Joins and aliases

Overview

Teaching: 25 min
Exercises: 20 min
Questions
  • How do I join two tables if they share a common point of information?

  • How can I use aliases to improve my queries?

Objectives
  • Understand how to link tables together via joins.

  • Understand when it is valuable to use aliases or shorthand.

Joins

The SQL JOIN clause allows us to combine columns from one or more tables in a database by using values common to each. It follows the FROM clause in a SQL statement. We also need to tell the computer which columns provide the link between the two tables using the word ON.

Let’s start by joining data from the filmAndSeries table with the genres table. The id columns in both these tables links them.

SELECT *
FROM filmsAndSeries
JOIN genres
ON filmsAndSeries.id  = genres.id;

ON is similar to WHERE, it filters things out according to a test condition. We use the table.colname format to tell the SQL manager what column in which table we are referring to.

Alternatively, we can use the word USING, as a short-hand. In this case we are telling DB Browser that we want to combine filmsAndSeries with genres and that the common column is id.

SELECT *
FROM filmsAndSeries
JOIN genres
USING (id);

When joining tables, you can specify the columns you want by using table.colname instead of selecting all the columns using *. For example:

SELECT filmsAndSeries.title, genres.genre, filmsAndSeries.release_year
FROM filmsAndSeries
JOIN genres
ON filmsAndSeries.id = genres.id;

Joins can be combined with sorting, filtering, and aggregation. So, if we wanted the average scores for movies in each genre, we can use the following query:

SELECT genres.genre,  ROUND(AVG(filmsAndSeries.imdb_score), 2), ROUND(AVG(filmsAndSeries.tmdb_score), 2)
FROM genres
JOIN filmsAndSeries
USING (id)
WHERE type = "MOVIE"
GROUP BY genres.genre;

The ROUND function allows us to round the score number returned by the AVG function by 2 decimal places.

Challenge

Write a query that JOINS the genres and filmsAndSeries tables and that returns the genre, total number of series and average number seasons for every genre.

Solution

SELECT genres.genre, count(*), avg(filmsAndSeries.seasons)
FROM filmsAndSeries
JOIN genres
USING (id)
GROUP BY genres.genre;

You can also join multiple tables. For example:

SELECT filmsAndSeries.title, productionCountries.country, genres.genre
FROM filmsAndSeries
JOIN genres
ON filmsAndSeries.id = genres.id
JOIN productionCountries
ON productionCountries.id = genres.id;

Challenge:

Write a query that returns the title, number of production countries, number of genres, ordered by number of production countries in descending order.

Solution

SELECT filmsAndSeries.title, COUNT(DISTINCT productionCountries.Country), COUNT(DISTINCT genres.genre)
FROM filmsAndSeries
JOIN productionCountries
USING (id)
JOIN genres
USING (id)
GROUP BY title
ORDER BY COUNT(DISTINCT Country) DESC;

There are different types of joins which you can learn more about at SQL Joins Explained.

Aliases

As queries get more complex, names can get long and unwieldy. To help make things clearer we can use aliases to assign new names to items in the query.

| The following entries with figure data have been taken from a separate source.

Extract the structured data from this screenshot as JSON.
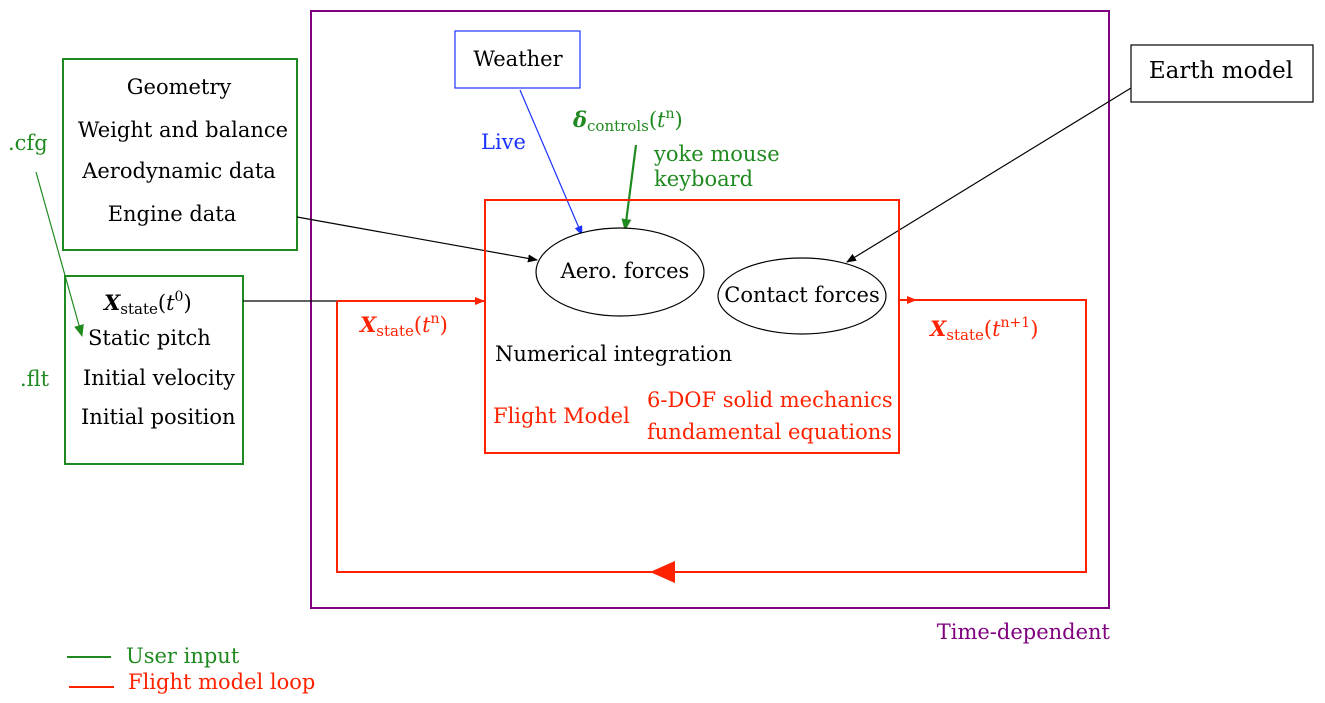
{
  "colors": {
    "green": "#1f8a1f",
    "red": "#ff2200",
    "blue": "#1a33ff",
    "purple": "#800080",
    "black": "#000000"
  },
  "weather": {
    "label": "Weather",
    "link_label": "Live"
  },
  "earth_model": {
    "label": "Earth model"
  },
  "aircraft_config": {
    "items": [
      "Geometry",
      "Weight and balance",
      "Aerodynamic data",
      "Engine data"
    ],
    "file_label": ".cfg"
  },
  "initial_state": {
    "symbol": "X",
    "subscript": "state",
    "time": "t",
    "time_sup": "0",
    "items": [
      "Static pitch",
      "Initial velocity",
      "Initial position"
    ],
    "file_label": ".flt"
  },
  "controls": {
    "symbol": "δ",
    "subscript": "controls",
    "time": "t",
    "time_sup": "n",
    "devices_line1": "yoke mouse",
    "devices_line2": "keyboard"
  },
  "flight_model": {
    "aero_forces": "Aero. forces",
    "contact_forces": "Contact forces",
    "integration": "Numerical integration",
    "title": "Flight Model",
    "equations_line1": "6-DOF solid mechanics",
    "equations_line2": "fundamental equations"
  },
  "loop": {
    "input_state": {
      "symbol": "X",
      "subscript": "state",
      "time": "t",
      "time_sup": "n"
    },
    "output_state": {
      "symbol": "X",
      "subscript": "state",
      "time": "t",
      "time_sup": "n+1"
    }
  },
  "time_dependent_label": "Time-dependent",
  "legend": [
    {
      "label": "User input",
      "color": "#1f8a1f"
    },
    {
      "label": "Flight model loop",
      "color": "#ff2200"
    }
  ]
}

We can alias both table names:

SELECT fas.title, g.genre
FROM filmsAndSeries AS fas
JOIN genres  AS g
ON fas.id = g.id;

And column names:

SELECT fas.title AS title, pc.Country AS country
FROM filmsAndSeries AS fas
JOIN productionCountries  AS pc
ON fas.id = pc.id;
WHERE country = "Denmark"

The AS isn’t technically required, so you could do:

SELECT fas.Title t
FROM filmsAndSeries fas;

But using AS is much clearer so it is good style to include it.

Key Points

  • Joining two tables in SQL is an good way to analyse datasets, especially when both datasets provide partial answers to questions you want to ask.

  • Creating aliases allows us to spend less time typing, and more time querying!